Liberia grants big fuel tax relief to key state firmsBy KEMO CHAM in Freetown | Friday, April 20  2012 at  15:04

Liberia's government has knocked back fuel taxes for key state firms. AFRICA REVIEW | FILE  

The Liberian government has announced a 100 per cent customs duty waiver on fuel for a select group of services providers "in the interest of national reconstruction and development".

All fuel used by the Liberia Electricity Corporation (LEC), Liberia Broadcasting System (LBS), and National Transit Authority (NTA) will receive a 100 per cent customs duty waiver which the government hopes will cut down on expenditures and enhance services towards national development.

The move announced by the Liberian President Ellen Johnson Sirleaf, through an Executive Order (decree) #41 on Thursday will also exempt schools, clinics and hospitals which are deemed by the Ministry of Finance to be inadequately covered by government’s budgetary appropriation or subsidies.

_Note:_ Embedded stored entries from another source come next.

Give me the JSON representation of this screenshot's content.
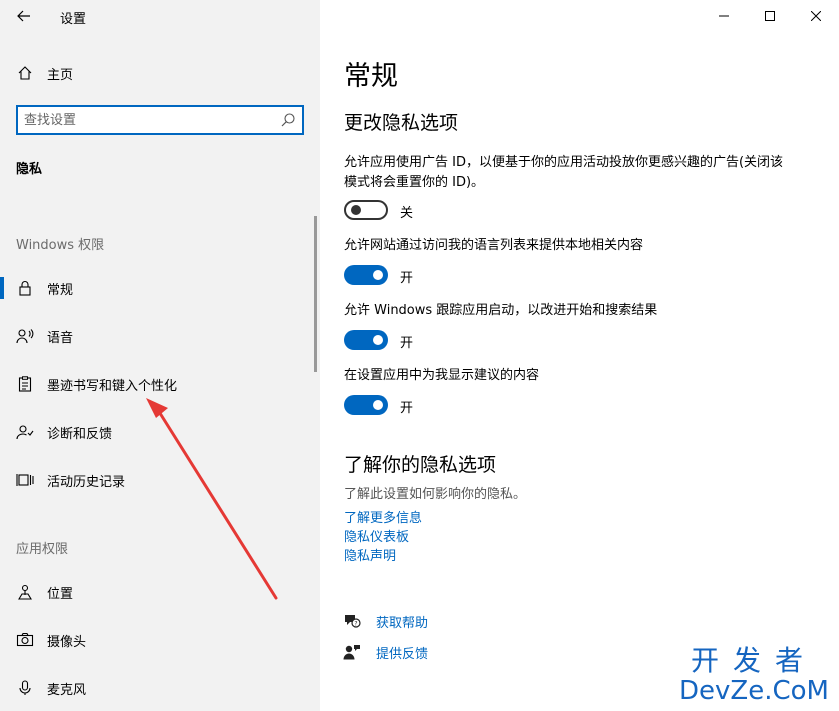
{
  "window": {
    "title": "设置"
  },
  "sidebar": {
    "home_label": "主页",
    "search_placeholder": "查找设置",
    "section_title": "隐私",
    "group_windows": "Windows 权限",
    "group_apps": "应用权限",
    "windows_items": [
      {
        "label": "常规",
        "icon": "lock-icon",
        "selected": true
      },
      {
        "label": "语音",
        "icon": "speech-icon",
        "selected": false
      },
      {
        "label": "墨迹书写和键入个性化",
        "icon": "clipboard-icon",
        "selected": false
      },
      {
        "label": "诊断和反馈",
        "icon": "diagnostics-icon",
        "selected": false
      },
      {
        "label": "活动历史记录",
        "icon": "timeline-icon",
        "selected": false
      }
    ],
    "app_items": [
      {
        "label": "位置",
        "icon": "location-icon"
      },
      {
        "label": "摄像头",
        "icon": "camera-icon"
      },
      {
        "label": "麦克风",
        "icon": "microphone-icon"
      }
    ]
  },
  "main": {
    "title": "常规",
    "subtitle": "更改隐私选项",
    "options": [
      {
        "text": "允许应用使用广告 ID，以便基于你的应用活动投放你更感兴趣的广告(关闭该模式将会重置你的 ID)。",
        "state": "关",
        "on": false
      },
      {
        "text": "允许网站通过访问我的语言列表来提供本地相关内容",
        "state": "开",
        "on": true
      },
      {
        "text": "允许 Windows 跟踪应用启动，以改进开始和搜索结果",
        "state": "开",
        "on": true
      },
      {
        "text": "在设置应用中为我显示建议的内容",
        "state": "开",
        "on": true
      }
    ],
    "learn_title": "了解你的隐私选项",
    "learn_desc": "了解此设置如何影响你的隐私。",
    "links": [
      "了解更多信息",
      "隐私仪表板",
      "隐私声明"
    ],
    "help_label": "获取帮助",
    "feedback_label": "提供反馈"
  },
  "watermark": {
    "line1": "开发者",
    "line2": "DevZe.CoM"
  },
  "colors": {
    "accent": "#0067c0",
    "sidebar_bg": "#f2f2f2",
    "annotation_arrow": "#e53935"
  }
}
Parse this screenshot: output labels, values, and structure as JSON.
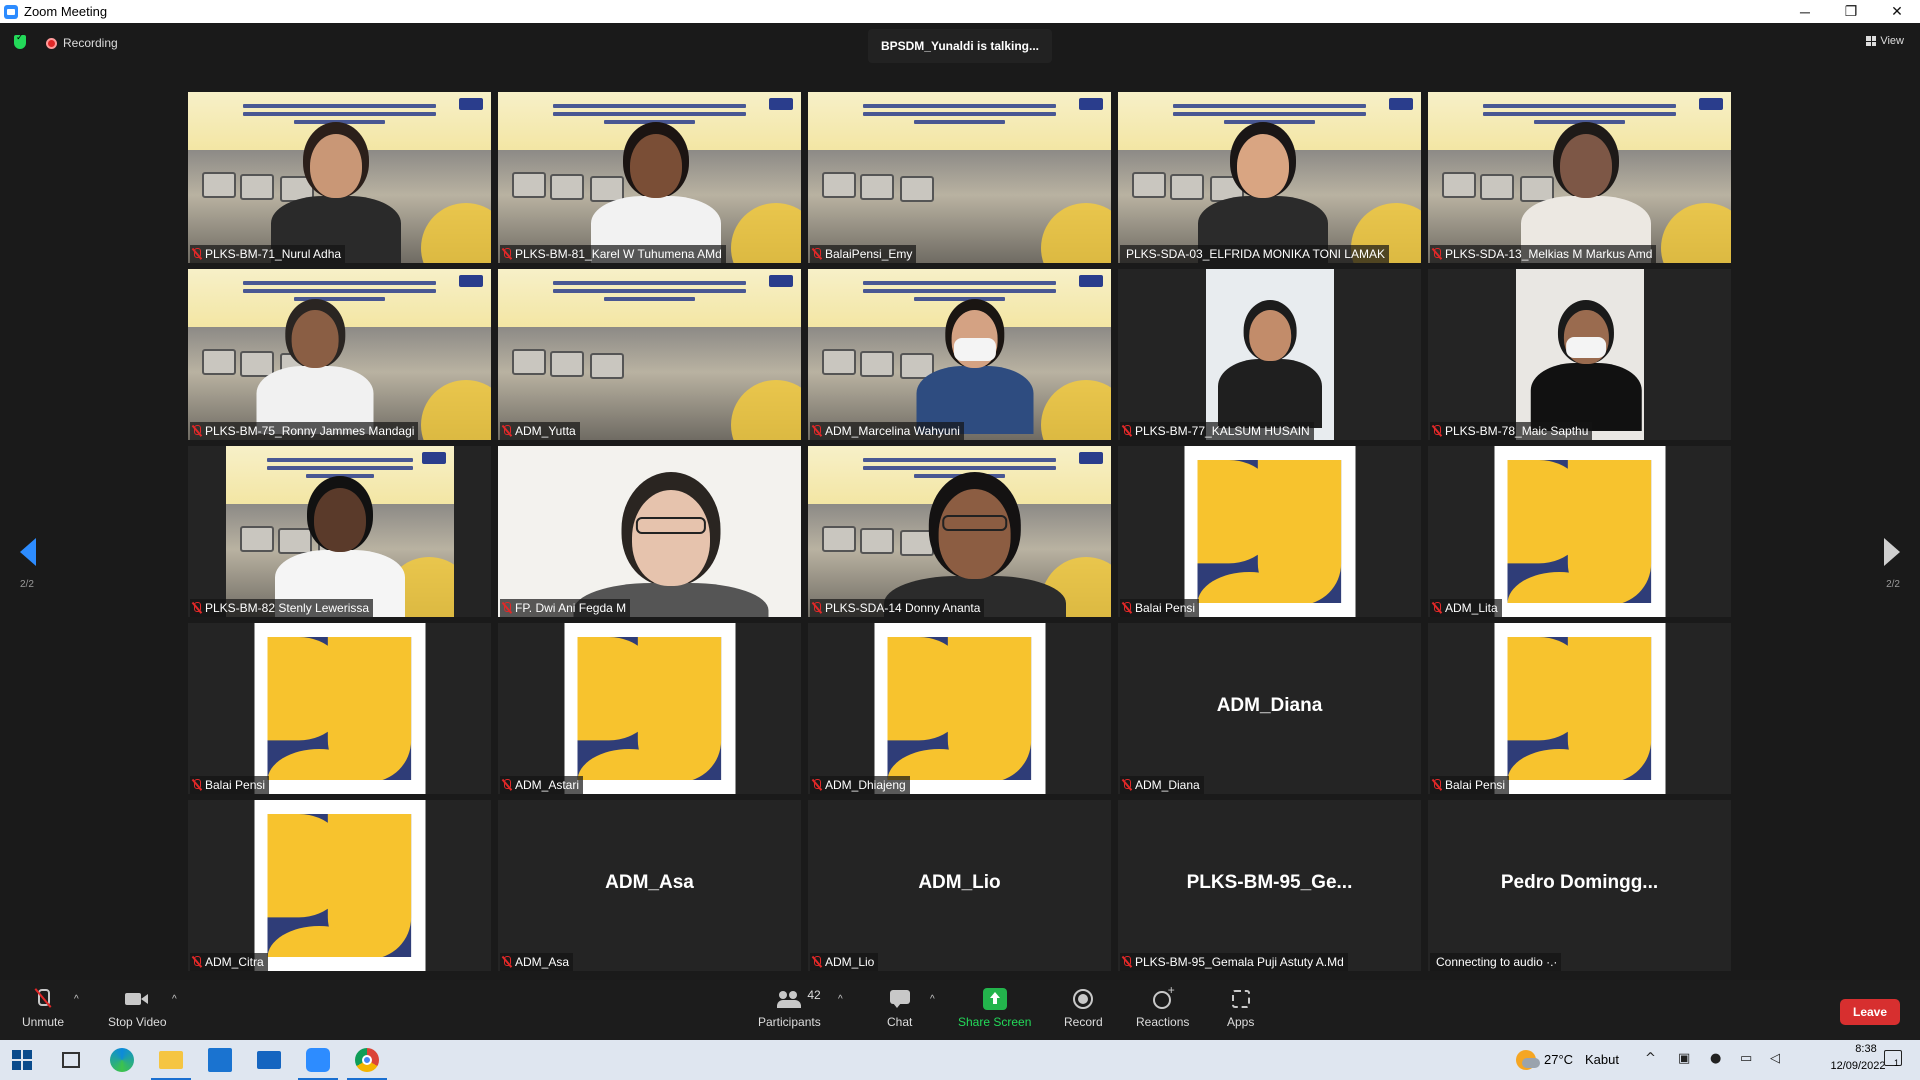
{
  "window": {
    "title": "Zoom Meeting",
    "controls": [
      "─",
      "❐",
      "✕"
    ]
  },
  "top": {
    "recording_label": "Recording",
    "talking": "BPSDM_Yunaldi is talking...",
    "view_label": "View"
  },
  "pagination": {
    "left": "2/2",
    "right": "2/2"
  },
  "colors": {
    "pu_yellow": "#f7c32e",
    "pu_blue": "#2f3d78",
    "accent": "#2d8cff",
    "leave": "#d72f2f"
  },
  "tiles": [
    {
      "name": "PLKS-BM-71_Nurul Adha",
      "kind": "video",
      "muted": true
    },
    {
      "name": "PLKS-BM-81_Karel W Tuhumena AMd",
      "kind": "video",
      "muted": true
    },
    {
      "name": "BalaiPensi_Emy",
      "kind": "video",
      "muted": true
    },
    {
      "name": "PLKS-SDA-03_ELFRIDA MONIKA TONI LAMAK",
      "kind": "video",
      "muted": false
    },
    {
      "name": "PLKS-SDA-13_Melkias M Markus Amd",
      "kind": "video",
      "muted": true
    },
    {
      "name": "PLKS-BM-75_Ronny Jammes Mandagi",
      "kind": "video",
      "muted": true
    },
    {
      "name": "ADM_Yutta",
      "kind": "video",
      "muted": true
    },
    {
      "name": "ADM_Marcelina Wahyuni",
      "kind": "video",
      "muted": true
    },
    {
      "name": "PLKS-BM-77_KALSUM HUSAIN",
      "kind": "video",
      "muted": true
    },
    {
      "name": "PLKS-BM-78_Maic Sapthu",
      "kind": "video",
      "muted": true
    },
    {
      "name": "PLKS-BM-82 Stenly Lewerissa",
      "kind": "video",
      "muted": true
    },
    {
      "name": "FP. Dwi Ani Fegda M",
      "kind": "video",
      "muted": true
    },
    {
      "name": "PLKS-SDA-14 Donny Ananta",
      "kind": "video",
      "muted": true
    },
    {
      "name": "Balai Pensi",
      "kind": "logo",
      "muted": true
    },
    {
      "name": "ADM_Lita",
      "kind": "logo",
      "muted": true
    },
    {
      "name": "Balai Pensi",
      "kind": "logo",
      "muted": true
    },
    {
      "name": "ADM_Astari",
      "kind": "logo",
      "muted": true
    },
    {
      "name": "ADM_Dhiajeng",
      "kind": "logo",
      "muted": true
    },
    {
      "name": "ADM_Diana",
      "kind": "text",
      "display": "ADM_Diana",
      "muted": true
    },
    {
      "name": "Balai Pensi",
      "kind": "logo",
      "muted": true
    },
    {
      "name": "ADM_Citra",
      "kind": "logo",
      "muted": true
    },
    {
      "name": "ADM_Asa",
      "kind": "text",
      "display": "ADM_Asa",
      "muted": true
    },
    {
      "name": "ADM_Lio",
      "kind": "text",
      "display": "ADM_Lio",
      "muted": true
    },
    {
      "name": "PLKS-BM-95_Gemala Puji Astuty A.Md",
      "kind": "text",
      "display": "PLKS-BM-95_Ge...",
      "muted": true
    },
    {
      "name": "Connecting to audio ·.·",
      "kind": "text",
      "display": "Pedro  Domingg...",
      "muted": false
    }
  ],
  "controls": {
    "unmute": "Unmute",
    "stop_video": "Stop Video",
    "participants": "Participants",
    "participants_count": "42",
    "chat": "Chat",
    "share_screen": "Share Screen",
    "record": "Record",
    "reactions": "Reactions",
    "apps": "Apps",
    "leave": "Leave"
  },
  "taskbar": {
    "weather_temp": "27°C",
    "weather_cond": "Kabut",
    "time": "8:38",
    "date": "12/09/2022",
    "notifications": "1"
  }
}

The government said the duty exemption will lower costs to generate electricity, provide public transportation and information and minimise the operating costs of schools, clinics, and hospitals in the country.

The Sireaf administration has promised to improve on basic services provision during the course of its second and final term in office, and running water and electricity are crucial to this effect.

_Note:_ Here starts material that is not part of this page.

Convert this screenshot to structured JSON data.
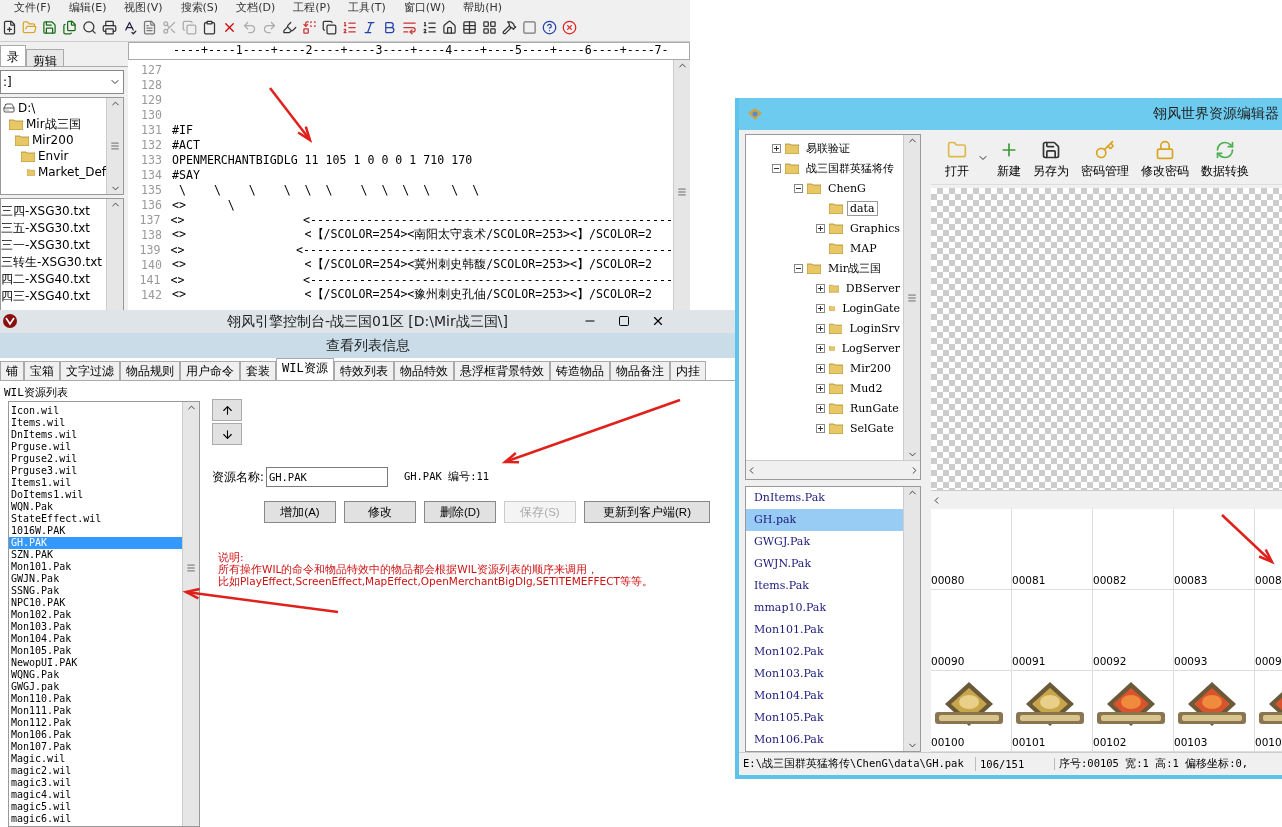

The government`s Thursday statement stressed that a dire need still exists to minimise the cost of transportation, provide electricity and information to the general public at reasonable prices through the NTA, LEC and LBS.

"Government recognizes that the need for customs duty exemption on fuel to generate electricity, provide public transportation and information, minimise the operating costs of schools, clinics, and hospitals that are not adequately covered by government’s budgetary appropriation or subsidies,” the presidential statement said.
The Executive Order is imperative “at this time of rising costs and rapid development,” it added.

This order followed the expiry of its predecessor #31, which had been passed on similar grounds.